Friday 29 February 2008

A new OSI-supported OA source book

A richly fertile OASIS looms on the horizon

There is exciting news to report to the research community! The Open Society Institute has agreed a grant to develop an online Open Access (OA) source book that will provide practical steps towards implementing OA for research output.

To be called OASIS (Open Access Scholarly Information Sourcebook), the resource aims to provide ‘all you need to know’ about OA, its concept, principles, benefits, approaches and means to achieving it. It will provide comprehensive links to resources already established on particular aspects of OA. It will be continually up-dated to take account of the fast-moving changes and information appearing every day.

It will not duplicate existing resources but link them to form an OA supermarket, allowing individuals to mix and match elements as required by their own constituencies. It will be a benign viral educational tool as well, spreading information and establishing connections between the researchers, librarians, repository managers, research managers and funders. It will be a back-up for OA workshops and training courses, and provide periodic online tutoring on specific aspects of OA.

The sourcebook will be in modular format, will be accessible online, as print-on-demand, and on CD/DVD for ready distribution to low bandwidth users. As such it will be an invaluable free-of-cost tool for developing countries wishing to benefit from the OA movement.

The project will be coordinated by two of the foremost OA advocates, Leslie Chan (University of Toronto) and Alma Swan (Key Perspectives), via a contract between the OSI and the Electronic Publishing Trust for Development (EPT).
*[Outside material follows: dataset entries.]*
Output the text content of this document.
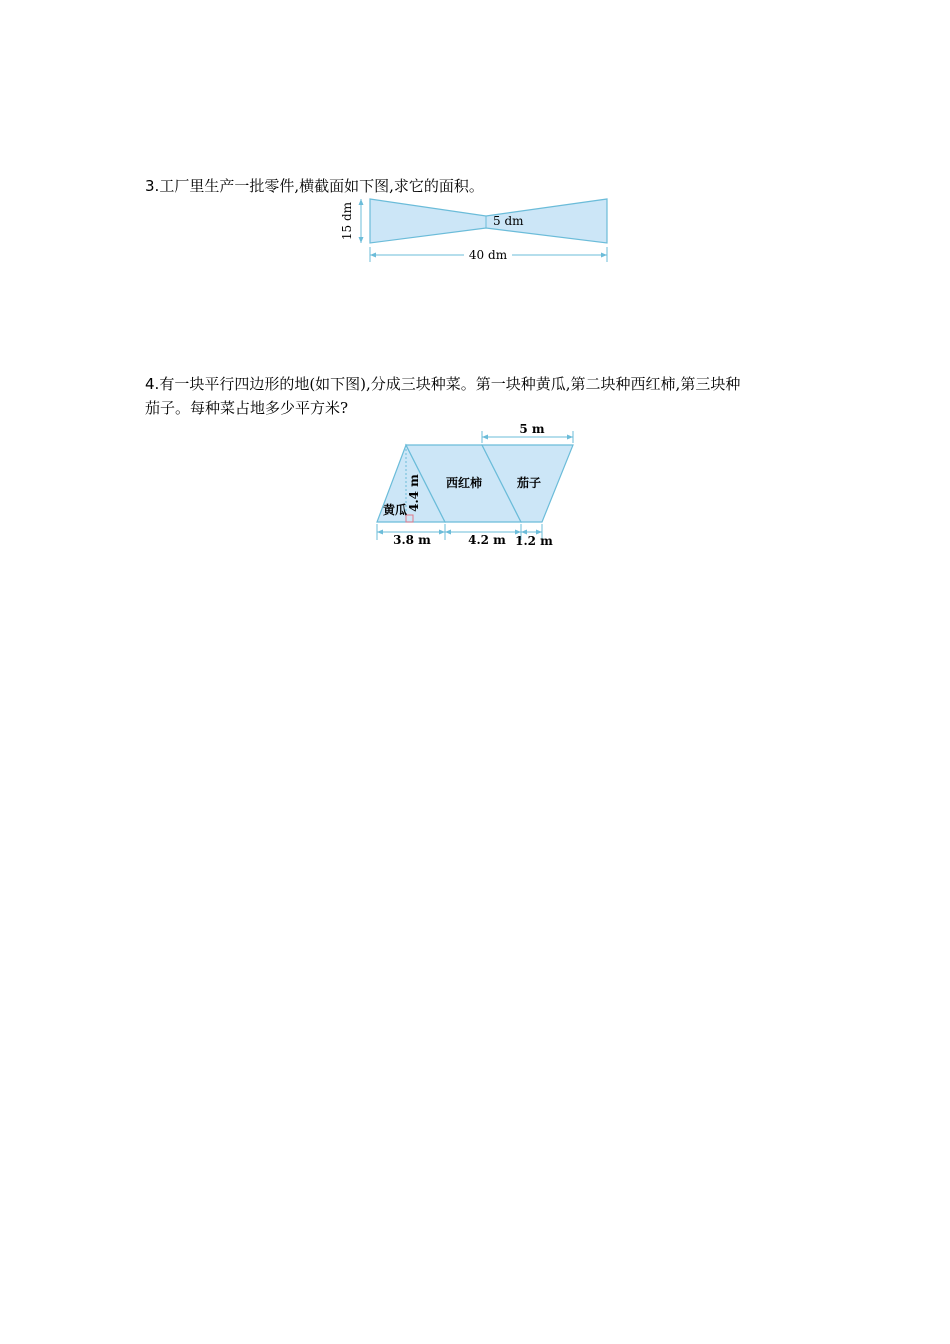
3.工厂里生产一批零件,横截面如下图,求它的面积。
15 dm	5 dm
40 dm
4.有一块平行四边形的地(如下图),分成三块种菜。第一块种黄瓜,第二块种西红柿,第三块种
茄子。每种菜占地多少平方米?
4.4 m
黄瓜
西红柿	茄子
5 m
3.8 m	4.2 m 1.2 m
A number of partners with specific expertise will support the project, as will an advisory board of individuals with OA knowledge and commitment.

It is hoped to launch the OASIS website on the occasion of the up-coming ELPUB2008 conference, ‘Open Scholarship: Authority, Community and Sustainability in the Age of Web 2.0’, to be held in Toronto at the end of June, (see http://www.elpub.net/). The EPT will keep you posted on developments via the EPT blog and web site.

This is a long-awaited resource that will undoubtedly be used world-wide and by all constituencies concerned with open access to research findings. May the OASIS bloom abundantly!